Weeks later, recounting the moment, Kalena reflected, “The idea of losing it made my heart hurt. Especially after helping someone — it made me not want to help anyone else out afterwards — but I knew that was not the right thing to do.” 

The following morning at 10 a.m., Kalena storms through the museum door with her childhood friend, Bri, by her side. 

“We are going to find my laptop,” she says. 

She pulls out an older laptop of hers and locates her MacBook with the Find My app. Ten minutes later, she heads outside with Bri who ragefully declares how she will handle this senselessness. 

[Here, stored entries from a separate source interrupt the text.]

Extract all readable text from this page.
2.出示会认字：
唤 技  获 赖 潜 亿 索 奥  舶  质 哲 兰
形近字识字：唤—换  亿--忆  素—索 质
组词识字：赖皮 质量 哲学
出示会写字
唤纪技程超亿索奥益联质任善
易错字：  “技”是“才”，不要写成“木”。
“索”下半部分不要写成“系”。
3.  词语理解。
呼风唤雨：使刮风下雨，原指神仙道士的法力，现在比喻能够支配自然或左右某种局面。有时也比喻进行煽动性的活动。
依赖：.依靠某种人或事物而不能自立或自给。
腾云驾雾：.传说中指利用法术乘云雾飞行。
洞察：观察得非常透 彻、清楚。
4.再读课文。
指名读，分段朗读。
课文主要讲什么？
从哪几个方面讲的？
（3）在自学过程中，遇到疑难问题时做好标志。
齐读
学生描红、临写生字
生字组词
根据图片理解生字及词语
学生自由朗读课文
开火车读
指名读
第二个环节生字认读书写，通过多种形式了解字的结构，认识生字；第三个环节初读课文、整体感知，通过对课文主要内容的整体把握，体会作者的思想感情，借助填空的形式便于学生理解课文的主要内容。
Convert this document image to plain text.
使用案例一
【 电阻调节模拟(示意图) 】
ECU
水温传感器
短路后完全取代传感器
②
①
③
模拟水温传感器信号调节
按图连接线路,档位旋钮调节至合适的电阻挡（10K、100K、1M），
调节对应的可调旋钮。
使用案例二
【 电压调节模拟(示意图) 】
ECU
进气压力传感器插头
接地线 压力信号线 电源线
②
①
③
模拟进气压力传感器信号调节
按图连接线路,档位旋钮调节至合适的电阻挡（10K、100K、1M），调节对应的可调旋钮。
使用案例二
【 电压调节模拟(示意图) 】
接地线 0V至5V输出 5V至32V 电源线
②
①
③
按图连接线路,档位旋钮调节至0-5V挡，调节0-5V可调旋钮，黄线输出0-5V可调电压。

I anticipate their return, watching through the glass as people pass by. A man in torn trousers with arms spotted in quarter-sized sores stumbles across the street; two girls in skin tight silky black dresses speed up their pace to avoid any chance of confrontation with him. Hunched over, palm pressed against a graffitied wall, trying not to heave, a girl in knee-high black leather boots lets her friend rub her back as she attempts to pull herself together. A man exits the bodega on the corner with a box of cigarettes. 

Photo by Bethany Johnson

I hear Kevin, another coworker of mine, in the backroom office with Kalena on the phone giving him minute-to-minute updates of the MacBook hunt. I take a break from the suspense and head over to the cafe. I inhale the toasty aroma of espresso oozing out of the machine and glance up to see Kalena grinning with the laptop cradled in her arms. 

“Where was it? Who had it?” I ask. 

“Down the street. He traded it for a bowl of ramen.”

Bethany Johnson is a senior studying Journalism, Culture and Society. She is the Photo Editor at the EST.